Now, I have to say that while I love to hunt, and I’m making the assumption that the hunters who killed the geese also ate them, I personally don’t see the appeal of eating a goose. I kept domestic geese for a while; they’re noisy, vile creatures with the temperament of a cranky toddler on the verge of a tantrum.  When I cooked one (a goose, that is, not a toddler) it was tough, greasy and gamey.  But I suppose if you simmered one long enough, and seasoned it heavily enough, it might reach near-edibility.

           

In the late 1950s, migratory Canada geese stopped coming to Florida.  On the eastern shore of Maryland, corn had replaced barley as a major crop.  Mechanical corn-pickers knocked down the stalks and left grain on the ground, providing excellent feeding areas for the geese.  Instead of continuing to come south each winter, the birds stayed in Maryland, in a phenomenon known as "short-stop­ping."

 

The old Florida Game and Fresh Water Fish Commission (now the Florida Fish in Wildlife Conservation Commission, FWC) embarked on a two-phase project designed to return geese to Florida.  In 1968 two wildlife biologists, Jimmie McDaniel and Dale Crider, went to Maryland and brought 900 adult geese back to Florida.  The Commission confined the birds for two years before allowing them to migrate back north.  The hope was that they would return to Florida in subsequent years.  The effort failed when all the birds were killed during the hunting season in Maryland and Delaware.

 

The Commission's second attempt was more successful.  McDaniel and Crider built a special trailer designed to hold 400 goslings.  Every year for ten years in the late '60s and early '70s, the biologists trapped young geese from a non-migratory population in New Jersey.  They banded the young birds and trucked them back to Florida.

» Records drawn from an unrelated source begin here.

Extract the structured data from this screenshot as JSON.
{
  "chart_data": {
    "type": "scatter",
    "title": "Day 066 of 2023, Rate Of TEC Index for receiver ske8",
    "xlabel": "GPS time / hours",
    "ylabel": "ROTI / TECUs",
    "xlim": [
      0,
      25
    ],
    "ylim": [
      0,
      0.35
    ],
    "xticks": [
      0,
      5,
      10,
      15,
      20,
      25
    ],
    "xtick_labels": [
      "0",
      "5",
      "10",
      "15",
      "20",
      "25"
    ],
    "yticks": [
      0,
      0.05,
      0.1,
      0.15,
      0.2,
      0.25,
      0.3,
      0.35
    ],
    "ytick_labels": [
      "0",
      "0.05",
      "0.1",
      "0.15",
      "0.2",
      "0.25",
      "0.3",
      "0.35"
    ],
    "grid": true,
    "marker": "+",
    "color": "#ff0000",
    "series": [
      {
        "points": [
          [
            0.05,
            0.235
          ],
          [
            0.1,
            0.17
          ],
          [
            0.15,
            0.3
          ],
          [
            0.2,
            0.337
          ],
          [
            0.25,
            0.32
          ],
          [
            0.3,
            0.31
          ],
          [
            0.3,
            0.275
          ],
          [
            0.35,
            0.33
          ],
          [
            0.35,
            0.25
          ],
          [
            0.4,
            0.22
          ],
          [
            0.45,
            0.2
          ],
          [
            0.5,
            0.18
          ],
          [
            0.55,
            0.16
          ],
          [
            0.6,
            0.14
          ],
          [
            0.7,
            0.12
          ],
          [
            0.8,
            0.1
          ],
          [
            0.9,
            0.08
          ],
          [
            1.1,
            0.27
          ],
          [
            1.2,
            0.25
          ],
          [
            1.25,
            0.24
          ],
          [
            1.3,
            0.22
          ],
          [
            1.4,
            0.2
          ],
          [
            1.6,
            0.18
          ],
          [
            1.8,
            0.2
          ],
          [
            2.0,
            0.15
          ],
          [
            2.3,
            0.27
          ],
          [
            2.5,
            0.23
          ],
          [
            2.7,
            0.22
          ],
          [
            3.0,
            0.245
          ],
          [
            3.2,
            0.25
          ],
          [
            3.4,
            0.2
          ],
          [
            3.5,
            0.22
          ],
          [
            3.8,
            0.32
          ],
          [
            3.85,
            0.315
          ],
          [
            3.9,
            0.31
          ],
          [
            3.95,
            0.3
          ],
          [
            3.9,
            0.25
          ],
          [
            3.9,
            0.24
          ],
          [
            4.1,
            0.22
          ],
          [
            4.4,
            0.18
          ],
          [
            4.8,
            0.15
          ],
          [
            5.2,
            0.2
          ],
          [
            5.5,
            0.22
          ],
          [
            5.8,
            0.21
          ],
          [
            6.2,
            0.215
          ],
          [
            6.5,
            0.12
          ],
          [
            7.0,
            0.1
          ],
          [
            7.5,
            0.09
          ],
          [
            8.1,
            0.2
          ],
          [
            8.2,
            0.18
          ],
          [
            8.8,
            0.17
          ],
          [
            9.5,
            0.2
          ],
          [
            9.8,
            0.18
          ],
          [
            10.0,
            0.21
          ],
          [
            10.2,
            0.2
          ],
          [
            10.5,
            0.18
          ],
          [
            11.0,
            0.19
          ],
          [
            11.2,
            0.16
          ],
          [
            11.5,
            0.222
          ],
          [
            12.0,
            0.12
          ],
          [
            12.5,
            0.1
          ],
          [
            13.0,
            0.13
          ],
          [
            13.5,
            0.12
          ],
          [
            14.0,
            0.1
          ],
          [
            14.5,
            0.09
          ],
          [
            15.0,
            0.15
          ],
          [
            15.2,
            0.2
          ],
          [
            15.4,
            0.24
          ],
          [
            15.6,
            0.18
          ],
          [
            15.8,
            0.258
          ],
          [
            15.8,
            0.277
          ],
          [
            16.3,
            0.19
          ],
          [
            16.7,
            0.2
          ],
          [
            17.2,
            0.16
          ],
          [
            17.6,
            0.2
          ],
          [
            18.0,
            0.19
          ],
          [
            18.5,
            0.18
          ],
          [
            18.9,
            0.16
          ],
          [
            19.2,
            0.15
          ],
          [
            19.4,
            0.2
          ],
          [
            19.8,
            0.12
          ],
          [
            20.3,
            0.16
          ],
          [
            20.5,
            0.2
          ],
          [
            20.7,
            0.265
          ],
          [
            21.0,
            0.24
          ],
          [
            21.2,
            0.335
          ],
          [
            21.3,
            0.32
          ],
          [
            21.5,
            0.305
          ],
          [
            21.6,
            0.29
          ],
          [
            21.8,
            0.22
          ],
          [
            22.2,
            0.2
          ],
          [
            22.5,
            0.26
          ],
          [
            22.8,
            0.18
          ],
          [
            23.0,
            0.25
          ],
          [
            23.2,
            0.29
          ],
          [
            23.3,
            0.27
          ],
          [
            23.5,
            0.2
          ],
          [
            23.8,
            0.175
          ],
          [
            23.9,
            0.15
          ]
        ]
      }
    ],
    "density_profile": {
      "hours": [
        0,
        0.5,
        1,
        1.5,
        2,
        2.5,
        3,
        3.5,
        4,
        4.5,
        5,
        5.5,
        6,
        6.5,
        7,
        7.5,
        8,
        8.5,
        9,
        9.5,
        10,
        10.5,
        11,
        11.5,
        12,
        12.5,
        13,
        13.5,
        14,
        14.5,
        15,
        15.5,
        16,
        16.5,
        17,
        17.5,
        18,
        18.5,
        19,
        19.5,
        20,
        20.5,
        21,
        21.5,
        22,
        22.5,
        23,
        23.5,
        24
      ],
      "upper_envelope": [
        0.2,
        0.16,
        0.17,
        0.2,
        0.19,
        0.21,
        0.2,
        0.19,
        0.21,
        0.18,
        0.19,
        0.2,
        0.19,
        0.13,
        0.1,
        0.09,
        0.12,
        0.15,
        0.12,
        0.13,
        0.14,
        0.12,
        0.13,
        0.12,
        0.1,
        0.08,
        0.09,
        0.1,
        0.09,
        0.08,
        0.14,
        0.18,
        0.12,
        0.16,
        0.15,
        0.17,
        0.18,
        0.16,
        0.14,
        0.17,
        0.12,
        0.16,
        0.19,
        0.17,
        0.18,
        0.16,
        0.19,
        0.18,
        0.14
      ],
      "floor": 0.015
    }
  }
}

The biologists kept them in captivity until they started getting juvenile feathers.  Then McDaniel and Crider would drive around northern and central Florida and play 'Johnny Appleseed' with geese, dropping them in many locations with adequate food and water available. The biologists carried birds as far south as Lakeland and released them at multiple sites around the state.

 

The birds increased, and they also moved around, especially to nicely-landscaped neighborhood ponds, much to the chagrin of the neighbors.  Eventually the numbers increased to the point that the FWC reopened the Canada goose season in Florida, and hunters can target geese for about seven weeks of the hunting season, plus December 30 and January 1.

 

What of the biologists who spearheaded this project?  Jimmie McDaniel went on to other positions in the Commission; when we talk about alligators and alligator hunting, he’ll figure prominently in the story. 

 

Dale Crider, though…..if you haven’t heard of him, look him up.  He was already known as the “singing biologist” before the goose project, but he retired in the early 1990s to devote full time to his music. He performed traditional bluegrass with the Florida Wildlife Boys, and by the 1970s was performing original songs with a message of environmental conservation in Florida.  https://www.floridamemory.com/learn/exhibits/florida-folklife/people/?id=crider For 40 years, he was a fixture at the Florida Folk Festival at the Stephen Foster Folk Culture Center State Park in White Springs on Memorial Day weekend.  Now in his 80s he no longer performs, but he has left a legacy of music as unique as the Florida landscape.